Arrivé à Dilmun, Gaga fait la connaissance de Lou, la jeune esclave de Nimrod. Il découvre alors que ce dernier est un génie autiste qui ne trouve l’inspiration qu’à l’aide de la consommation d’un miel très rare, pour lequel il s’endette. Pour rembourser ses dettes, Nimrod accepte des travaux d’architecte qu’il n’a pas le temps de terminer.
Après avoir terminé les travaux inachevés de Nimrod, Gaga s’apprête à rentrer à Babylone accompagné de Nimrod et de son esclave, Lou.
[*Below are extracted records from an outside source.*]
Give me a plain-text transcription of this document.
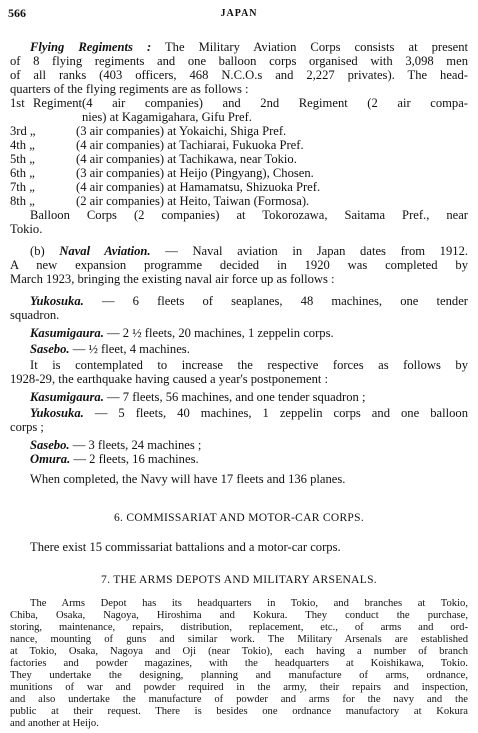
566	JAPAN
Flying Regiments : The Military Aviation Corps consists at present
of 8 flying regiments and one balloon corps organised with 3,098 men
of all ranks (403 officers, 468 N.C.O.s and 2,227 privates). The head-
quarters of the flying regiments are as follows :
1st Regiment(4 air companies) and 2nd Regiment (2 air compa-
nies) at Kagamigahara, Gifu Pref.
3rd „	(3 air companies) at Yokaichi, Shiga Pref.
4th „	(4 air companies) at Tachiarai, Fukuoka Pref.
5th „	(4 air companies) at Tachikawa, near Tokio.
6th „	(3 air companies) at Heijo (Pingyang), Chosen.
7th „	(4 air companies) at Hamamatsu, Shizuoka Pref.
8th „	(2 air companies) at Heito, Taiwan (Formosa).
Balloon Corps (2 companies) at Tokorozawa, Saitama Pref., near
Tokio.
(b) Naval Aviation. — Naval aviation in Japan dates from 1912.
A new expansion programme decided in 1920 was completed by
March 1923, bringing the existing naval air force up as follows :
Yukosuka. — 6 fleets of seaplanes, 48 machines, one tender
squadron.
Kasumigaura. — 2 ½ fleets, 20 machines, 1 zeppelin corps.
Sasebo. — ½ fleet, 4 machines.
It is contemplated to increase the respective forces as follows by
1928-29, the earthquake having caused a year's postponement :
Kasumigaura. — 7 fleets, 56 machines, and one tender squadron ;
Yukosuka. — 5 fleets, 40 machines, 1 zeppelin corps and one balloon
corps ;
Sasebo. — 3 fleets, 24 machines ;
Omura. — 2 fleets, 16 machines.
When completed, the Navy will have 17 fleets and 136 planes.
6. COMMISSARIAT AND MOTOR-CAR CORPS.
There exist 15 commissariat battalions and a motor-car corps.
7. THE ARMS DEPOTS AND MILITARY ARSENALS.
The Arms Depot has its headquarters in Tokio, and branches at Tokio,
Chiba, Osaka, Nagoya, Hiroshima and Kokura. They conduct the purchase,
storing, maintenance, repairs, distribution, replacement, etc., of arms and ord-
nance, mounting of guns and similar work. The Military Arsenals are established
at Tokio, Osaka, Nagoya and Oji (near Tokio), each having a number of branch
factories and powder magazines, with the headquarters at Koishikawa, Tokio.
They undertake the designing, planning and manufacture of arms, ordnance,
munitions of war and powder required in the army, their repairs and inspection,
and also undertake the manufacture of powder and arms for the navy and the
public at their request. There is besides one ordnance manufactory at Kokura
and another at Heijo.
Pendant ce temps, le roi de Kish, Eshtar-Muti, qui a une aventure avec Déborah la première épouse d’Hammourabi, décide de profiter de l’absence de ce dernier à Babylone pour lancer une attaque sur la capitale. Pour réussir son siège, il a fait construire des tours d’assaut particulièrement efficaces.
De retour à Babylone, Gaga, Nimrod et Loulou se retrouvent au milieu des combats qui opposent le royaume de Kish et le royaume de Babylone. Sortiront-ils vivants de ces affrontements ? Réussiront-ils à bâtir la tour demandée par Hammourabi ?
Mon avis
Autant le dire tout de suite, ce manga n’a pas grand chose d’historique : il se contente de prendre pour toile de fond la Mésopotamie du XVIIIe siècle av. J-C et le récit biblique pour raconter l’histoire de Gaga et de Nimrod, ces deux architectes qui vont devoir collaborer pour construire la plus haute tour du monde. De même, on aurait pu attendre d’un mangaka passionné d’architecture une plus grande attention portée à la représentation des monuments de l’époque. Seule la tour de Babel est particulièrement détaillée, son architecture reprenant d’ailleurs beaucoup le modèle de Peter Brueghel l’Ancien.
Cependant, Akira Ashimo réussit à nous livrer un seinen (manga destiné aux hommes adultes) de qualité. Certes, il ne passe pas à côté de certains clichés du genre (comme la maléfique Déborah qui trahit son mari pour un amant plus jeune et puissant ou le roi Hammourabi représenté sous la forme d’une divinité géante) mais globalement le dessin est particulièrement soigné. Grâce au dessin, les principaux protagonistes de l’histoire sont attachants. Les tribulations de ce trio (Lou a un rôle important au côté des deux architectes) réussissent à nous tenir en haleine jusqu’aux dernières pages de ce « gros » manga.
Pour conclure, on peut aussi lire ce manga comme une fable ouvrant une réflexion sur la force de l’esprit versus la force des armes comme le découvre Gaga (« Le champ de bataille sur lequel je dois me battre n’est pas celui-ci ! Moi, je suis un architecte de Babylone et ma guerre, je la mène sur les plans ! »). Il nous amène aussi à nous interroger sur la notion de « génie » et, même dans les dernières pages, sur la postérité des monuments gigantesques (des pyramides jusqu’aux gratte-ciels) et leur importance dans l’histoire de l’Humanité.